Mathematical models applied in this study accounted for the traditional factors of cardiovascular risk (age, AH, smoking, obesity and dyslipidemia), but the specifics of the controls did not allow for the demonstration of CDH13 polymorphism association with CHD development. Still, the association of CDH13 polymorphism with the disease manifestation pattern was shown: the frequency of G/T genotype of rs12051272 polymorphism was significantly higher in the group of patients with SEA and without MI (16.5 and 2.8 %, respectively); OR was 7.54; 95 % CI was 2.01–28.35. The obtained data can indicate the possible protective role of T allele, which is a paradox, because this allele is associated with a lower level of adiponectin in blood plasma [19].
There are a number of possible explanations for the association discovered in this work. First, it should be noted that detecting the level of circulating adiponectin in patients with MI is hindered: it binds to T-cadherin and accumulates in the zone of myocardial damage [28], thus the reduced adeponectin level in patients with MI can be merely a result of this process [29]. Besides, adiponectin is likely to induce a number of various effects on the build-up of atherosclerotic plaques and MI development. On the one hand, high levels of adiponectin prevent the development of MI by normalizing the lipid profile [10] and suppressing macrophage transformation to foam cells [13]. On the other hand, some works have shown that adiponectin suppresses the migration of fibroblasts and their transformation to miofibroblasts [16]. As a part of this mechanism, adiponectin can cause thinning of fibrous cap of the already formed atherosclerotic plaque, which eventually causes its rupture, atherothrombosis and MI. It should be noted that changes in T-cadherin level can affect sensitivity to insulin, activity of endothelial nitric oxide synthase, endothelial cells migration and angiogenesis [30], contractile activity of vascular smooth muscle cells and organization of extracellular matrix [31]. All these factors can change the pattern of atherosclerosis development.

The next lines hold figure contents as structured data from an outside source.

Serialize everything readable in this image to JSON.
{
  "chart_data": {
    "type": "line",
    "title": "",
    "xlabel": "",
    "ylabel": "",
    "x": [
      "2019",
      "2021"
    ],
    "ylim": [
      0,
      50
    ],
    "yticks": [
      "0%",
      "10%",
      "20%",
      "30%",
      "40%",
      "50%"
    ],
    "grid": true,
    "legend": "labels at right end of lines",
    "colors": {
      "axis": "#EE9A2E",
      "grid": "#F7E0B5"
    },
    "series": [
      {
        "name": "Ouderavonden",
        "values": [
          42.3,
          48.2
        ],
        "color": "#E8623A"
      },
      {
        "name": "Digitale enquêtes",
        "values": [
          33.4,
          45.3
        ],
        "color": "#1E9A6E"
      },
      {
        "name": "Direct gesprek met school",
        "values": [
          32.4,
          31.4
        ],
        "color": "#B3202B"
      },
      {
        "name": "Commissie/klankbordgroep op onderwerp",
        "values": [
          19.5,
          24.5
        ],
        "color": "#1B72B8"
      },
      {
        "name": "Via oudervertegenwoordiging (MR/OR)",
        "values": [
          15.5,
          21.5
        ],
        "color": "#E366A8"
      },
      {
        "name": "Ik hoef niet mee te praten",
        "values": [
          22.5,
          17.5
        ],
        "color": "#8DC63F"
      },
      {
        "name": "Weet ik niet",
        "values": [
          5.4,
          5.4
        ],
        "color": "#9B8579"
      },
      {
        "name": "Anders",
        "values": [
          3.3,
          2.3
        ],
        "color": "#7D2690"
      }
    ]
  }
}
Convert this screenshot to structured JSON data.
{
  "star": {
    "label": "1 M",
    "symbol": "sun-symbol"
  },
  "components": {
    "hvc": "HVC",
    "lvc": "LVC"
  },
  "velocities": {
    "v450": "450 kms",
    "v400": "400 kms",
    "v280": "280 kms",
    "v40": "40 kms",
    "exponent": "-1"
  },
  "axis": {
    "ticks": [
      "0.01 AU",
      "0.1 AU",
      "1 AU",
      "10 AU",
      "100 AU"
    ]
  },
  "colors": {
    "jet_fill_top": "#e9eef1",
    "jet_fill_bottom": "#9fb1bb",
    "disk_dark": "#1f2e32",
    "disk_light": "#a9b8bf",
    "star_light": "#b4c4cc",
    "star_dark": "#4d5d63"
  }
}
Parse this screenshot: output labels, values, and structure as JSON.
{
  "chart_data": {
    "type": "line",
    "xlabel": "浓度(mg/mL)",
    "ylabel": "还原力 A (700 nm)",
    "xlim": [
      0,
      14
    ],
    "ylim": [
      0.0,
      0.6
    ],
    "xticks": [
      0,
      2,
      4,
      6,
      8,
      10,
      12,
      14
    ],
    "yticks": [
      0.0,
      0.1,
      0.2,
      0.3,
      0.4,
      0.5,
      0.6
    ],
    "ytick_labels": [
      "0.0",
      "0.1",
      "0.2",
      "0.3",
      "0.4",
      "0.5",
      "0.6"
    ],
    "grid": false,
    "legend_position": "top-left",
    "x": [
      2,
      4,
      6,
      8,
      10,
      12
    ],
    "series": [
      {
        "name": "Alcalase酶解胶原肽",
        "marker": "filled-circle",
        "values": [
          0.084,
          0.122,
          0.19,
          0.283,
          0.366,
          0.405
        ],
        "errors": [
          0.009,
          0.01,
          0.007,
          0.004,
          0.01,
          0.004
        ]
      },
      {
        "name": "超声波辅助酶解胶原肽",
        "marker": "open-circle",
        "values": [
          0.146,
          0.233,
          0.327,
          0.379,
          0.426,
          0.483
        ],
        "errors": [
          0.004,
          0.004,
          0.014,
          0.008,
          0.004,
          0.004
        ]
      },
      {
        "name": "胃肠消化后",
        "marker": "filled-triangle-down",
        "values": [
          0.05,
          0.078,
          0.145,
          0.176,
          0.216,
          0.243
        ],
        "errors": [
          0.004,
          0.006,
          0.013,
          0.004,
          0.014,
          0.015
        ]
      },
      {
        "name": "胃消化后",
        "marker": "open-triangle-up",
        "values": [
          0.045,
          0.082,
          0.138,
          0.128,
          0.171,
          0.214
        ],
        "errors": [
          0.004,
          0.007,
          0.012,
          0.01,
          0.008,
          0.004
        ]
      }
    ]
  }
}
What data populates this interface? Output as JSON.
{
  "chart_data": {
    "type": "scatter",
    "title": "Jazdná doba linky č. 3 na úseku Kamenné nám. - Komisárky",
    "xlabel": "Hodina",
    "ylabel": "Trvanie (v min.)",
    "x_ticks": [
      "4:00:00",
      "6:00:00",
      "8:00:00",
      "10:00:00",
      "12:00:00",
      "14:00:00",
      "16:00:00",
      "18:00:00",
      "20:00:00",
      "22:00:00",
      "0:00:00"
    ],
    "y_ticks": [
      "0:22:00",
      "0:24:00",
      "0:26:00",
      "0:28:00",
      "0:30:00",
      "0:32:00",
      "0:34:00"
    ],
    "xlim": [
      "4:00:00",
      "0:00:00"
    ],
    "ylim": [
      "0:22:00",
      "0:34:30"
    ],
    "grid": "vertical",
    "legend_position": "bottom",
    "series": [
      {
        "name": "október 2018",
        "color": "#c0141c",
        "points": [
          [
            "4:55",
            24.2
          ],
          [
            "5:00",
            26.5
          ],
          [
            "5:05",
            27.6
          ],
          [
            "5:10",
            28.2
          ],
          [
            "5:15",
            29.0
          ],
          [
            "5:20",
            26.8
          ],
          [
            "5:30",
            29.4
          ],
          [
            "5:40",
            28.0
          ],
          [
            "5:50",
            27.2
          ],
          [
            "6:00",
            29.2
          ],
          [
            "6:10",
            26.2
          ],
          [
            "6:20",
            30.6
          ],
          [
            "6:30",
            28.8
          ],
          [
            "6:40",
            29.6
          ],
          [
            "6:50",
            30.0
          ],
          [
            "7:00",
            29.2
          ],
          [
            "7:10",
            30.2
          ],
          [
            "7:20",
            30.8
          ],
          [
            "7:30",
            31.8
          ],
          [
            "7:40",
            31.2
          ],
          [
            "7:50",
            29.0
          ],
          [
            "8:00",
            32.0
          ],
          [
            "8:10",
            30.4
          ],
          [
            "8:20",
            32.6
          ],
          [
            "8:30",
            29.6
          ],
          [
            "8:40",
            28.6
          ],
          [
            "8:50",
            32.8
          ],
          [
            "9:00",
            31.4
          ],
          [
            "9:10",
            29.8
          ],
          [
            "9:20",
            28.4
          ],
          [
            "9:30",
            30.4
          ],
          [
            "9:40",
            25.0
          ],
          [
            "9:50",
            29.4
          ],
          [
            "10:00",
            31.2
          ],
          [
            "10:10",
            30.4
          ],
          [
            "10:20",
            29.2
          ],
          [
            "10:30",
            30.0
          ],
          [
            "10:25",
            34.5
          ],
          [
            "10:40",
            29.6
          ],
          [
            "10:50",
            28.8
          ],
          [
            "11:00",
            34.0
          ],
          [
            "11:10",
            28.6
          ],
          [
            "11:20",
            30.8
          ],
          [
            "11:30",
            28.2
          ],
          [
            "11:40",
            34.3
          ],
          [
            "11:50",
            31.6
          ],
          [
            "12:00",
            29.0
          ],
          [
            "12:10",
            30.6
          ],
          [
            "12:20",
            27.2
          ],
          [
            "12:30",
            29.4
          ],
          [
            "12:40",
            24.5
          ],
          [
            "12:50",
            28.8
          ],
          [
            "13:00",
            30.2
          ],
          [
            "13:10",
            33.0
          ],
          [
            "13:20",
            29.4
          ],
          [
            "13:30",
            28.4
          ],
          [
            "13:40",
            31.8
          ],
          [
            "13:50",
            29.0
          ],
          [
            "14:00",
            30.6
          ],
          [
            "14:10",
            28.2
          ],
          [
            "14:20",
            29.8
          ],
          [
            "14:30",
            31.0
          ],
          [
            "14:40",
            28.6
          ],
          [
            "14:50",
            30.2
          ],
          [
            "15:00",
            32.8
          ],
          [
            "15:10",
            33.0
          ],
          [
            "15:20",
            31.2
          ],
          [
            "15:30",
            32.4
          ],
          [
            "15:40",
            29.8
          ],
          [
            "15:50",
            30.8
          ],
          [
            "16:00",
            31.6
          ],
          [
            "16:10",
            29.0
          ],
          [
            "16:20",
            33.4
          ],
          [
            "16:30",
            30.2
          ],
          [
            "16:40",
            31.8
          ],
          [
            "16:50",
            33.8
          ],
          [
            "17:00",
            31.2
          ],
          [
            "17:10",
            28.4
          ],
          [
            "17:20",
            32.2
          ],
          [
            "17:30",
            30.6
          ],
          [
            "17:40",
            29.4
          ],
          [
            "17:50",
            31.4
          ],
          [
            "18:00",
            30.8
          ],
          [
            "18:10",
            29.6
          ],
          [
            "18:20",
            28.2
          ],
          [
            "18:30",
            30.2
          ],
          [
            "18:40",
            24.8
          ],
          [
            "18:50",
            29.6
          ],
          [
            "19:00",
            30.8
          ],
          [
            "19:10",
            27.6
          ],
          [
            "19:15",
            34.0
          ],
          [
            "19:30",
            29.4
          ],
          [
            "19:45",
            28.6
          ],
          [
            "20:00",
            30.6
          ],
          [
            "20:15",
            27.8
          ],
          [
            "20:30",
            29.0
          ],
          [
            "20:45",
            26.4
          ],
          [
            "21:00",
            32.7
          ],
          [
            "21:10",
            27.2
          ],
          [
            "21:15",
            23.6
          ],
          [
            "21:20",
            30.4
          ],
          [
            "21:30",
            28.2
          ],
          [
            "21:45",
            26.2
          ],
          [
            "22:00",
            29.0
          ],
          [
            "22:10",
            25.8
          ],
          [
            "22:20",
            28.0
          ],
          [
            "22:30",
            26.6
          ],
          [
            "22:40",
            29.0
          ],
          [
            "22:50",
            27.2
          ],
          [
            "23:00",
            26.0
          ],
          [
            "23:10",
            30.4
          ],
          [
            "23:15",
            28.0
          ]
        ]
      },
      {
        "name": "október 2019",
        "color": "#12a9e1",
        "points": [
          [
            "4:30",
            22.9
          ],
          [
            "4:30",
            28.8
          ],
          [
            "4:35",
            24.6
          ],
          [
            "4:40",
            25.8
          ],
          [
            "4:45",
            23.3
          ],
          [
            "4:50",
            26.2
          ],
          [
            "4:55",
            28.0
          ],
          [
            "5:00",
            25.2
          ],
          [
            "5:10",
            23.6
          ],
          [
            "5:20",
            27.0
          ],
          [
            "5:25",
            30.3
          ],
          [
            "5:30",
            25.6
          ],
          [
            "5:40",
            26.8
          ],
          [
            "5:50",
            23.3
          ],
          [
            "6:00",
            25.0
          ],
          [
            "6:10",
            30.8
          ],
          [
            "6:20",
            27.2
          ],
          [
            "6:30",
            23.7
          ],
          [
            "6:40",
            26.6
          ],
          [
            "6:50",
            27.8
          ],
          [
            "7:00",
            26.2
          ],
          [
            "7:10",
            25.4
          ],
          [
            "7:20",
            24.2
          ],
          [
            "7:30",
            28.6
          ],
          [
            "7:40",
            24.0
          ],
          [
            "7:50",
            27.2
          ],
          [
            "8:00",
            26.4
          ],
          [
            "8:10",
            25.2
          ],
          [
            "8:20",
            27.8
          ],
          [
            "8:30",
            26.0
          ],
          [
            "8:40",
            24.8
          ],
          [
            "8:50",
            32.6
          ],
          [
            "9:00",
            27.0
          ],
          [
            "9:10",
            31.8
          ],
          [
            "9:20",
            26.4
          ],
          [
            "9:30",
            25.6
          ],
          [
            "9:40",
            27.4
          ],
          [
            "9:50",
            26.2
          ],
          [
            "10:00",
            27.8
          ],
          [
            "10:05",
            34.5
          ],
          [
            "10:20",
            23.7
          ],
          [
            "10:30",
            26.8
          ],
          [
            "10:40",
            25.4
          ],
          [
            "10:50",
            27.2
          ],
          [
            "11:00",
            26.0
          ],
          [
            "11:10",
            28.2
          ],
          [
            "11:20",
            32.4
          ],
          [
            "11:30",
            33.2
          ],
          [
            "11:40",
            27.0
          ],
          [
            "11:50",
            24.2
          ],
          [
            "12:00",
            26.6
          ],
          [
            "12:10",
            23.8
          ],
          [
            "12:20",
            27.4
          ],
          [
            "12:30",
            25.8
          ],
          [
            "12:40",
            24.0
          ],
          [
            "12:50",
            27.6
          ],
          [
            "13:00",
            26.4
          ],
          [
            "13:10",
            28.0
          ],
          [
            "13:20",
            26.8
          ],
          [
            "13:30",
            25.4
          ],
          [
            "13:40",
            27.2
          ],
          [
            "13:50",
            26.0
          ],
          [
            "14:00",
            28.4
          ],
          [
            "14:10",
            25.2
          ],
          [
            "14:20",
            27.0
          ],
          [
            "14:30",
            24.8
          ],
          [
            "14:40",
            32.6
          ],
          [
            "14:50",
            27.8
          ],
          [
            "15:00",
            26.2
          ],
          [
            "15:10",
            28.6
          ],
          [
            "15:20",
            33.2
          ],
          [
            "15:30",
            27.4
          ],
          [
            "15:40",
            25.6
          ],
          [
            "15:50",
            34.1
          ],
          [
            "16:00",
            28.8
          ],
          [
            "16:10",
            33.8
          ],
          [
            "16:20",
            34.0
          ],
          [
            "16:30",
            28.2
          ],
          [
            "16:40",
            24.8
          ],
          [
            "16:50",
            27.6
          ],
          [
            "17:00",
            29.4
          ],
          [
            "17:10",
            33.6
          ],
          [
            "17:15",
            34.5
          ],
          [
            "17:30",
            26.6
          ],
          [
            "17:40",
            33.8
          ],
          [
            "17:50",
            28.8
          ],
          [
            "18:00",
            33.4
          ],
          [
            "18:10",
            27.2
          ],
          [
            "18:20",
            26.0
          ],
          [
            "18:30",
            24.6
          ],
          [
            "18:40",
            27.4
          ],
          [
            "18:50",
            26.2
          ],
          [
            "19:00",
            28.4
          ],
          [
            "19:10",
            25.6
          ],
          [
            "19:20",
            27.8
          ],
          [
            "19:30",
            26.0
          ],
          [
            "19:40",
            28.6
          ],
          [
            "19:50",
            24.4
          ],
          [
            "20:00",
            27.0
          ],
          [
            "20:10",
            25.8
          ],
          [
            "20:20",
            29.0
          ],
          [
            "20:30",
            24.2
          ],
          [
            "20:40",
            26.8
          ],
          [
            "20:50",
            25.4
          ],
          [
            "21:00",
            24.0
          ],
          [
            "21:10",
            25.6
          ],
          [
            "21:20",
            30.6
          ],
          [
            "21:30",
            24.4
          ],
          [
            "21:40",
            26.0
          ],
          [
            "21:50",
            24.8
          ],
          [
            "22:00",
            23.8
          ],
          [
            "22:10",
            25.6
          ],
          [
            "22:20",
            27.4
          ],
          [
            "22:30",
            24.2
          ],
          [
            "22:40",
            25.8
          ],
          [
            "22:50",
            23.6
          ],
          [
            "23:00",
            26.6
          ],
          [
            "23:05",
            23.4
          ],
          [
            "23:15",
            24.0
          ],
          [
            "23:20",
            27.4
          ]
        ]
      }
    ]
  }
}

There is some evidence that T-cadherin level (at least in blood plasma) negatively correlates with the level of adiponectin in young males, while in females this correlation is positive [32]. The inclusion of only male individuals was a limitation of this study.
CONSLUSIONS
It has been shown that genetically determined variations in T-cadherin expression are associated with the pattern of CHD onset: myocardial infarction or stable effort angina. This indicates T-cadherin participation in atherogenesis and its effect on the stability of atherosclerotic lesions. The mechanism of this effect can be associated with adiponectin or LDP activity and requires further examination. The obtained results can be useful for the assessment of the myocardial infarction risk and for the prediction of how the initial atherosclerotic changes will progress.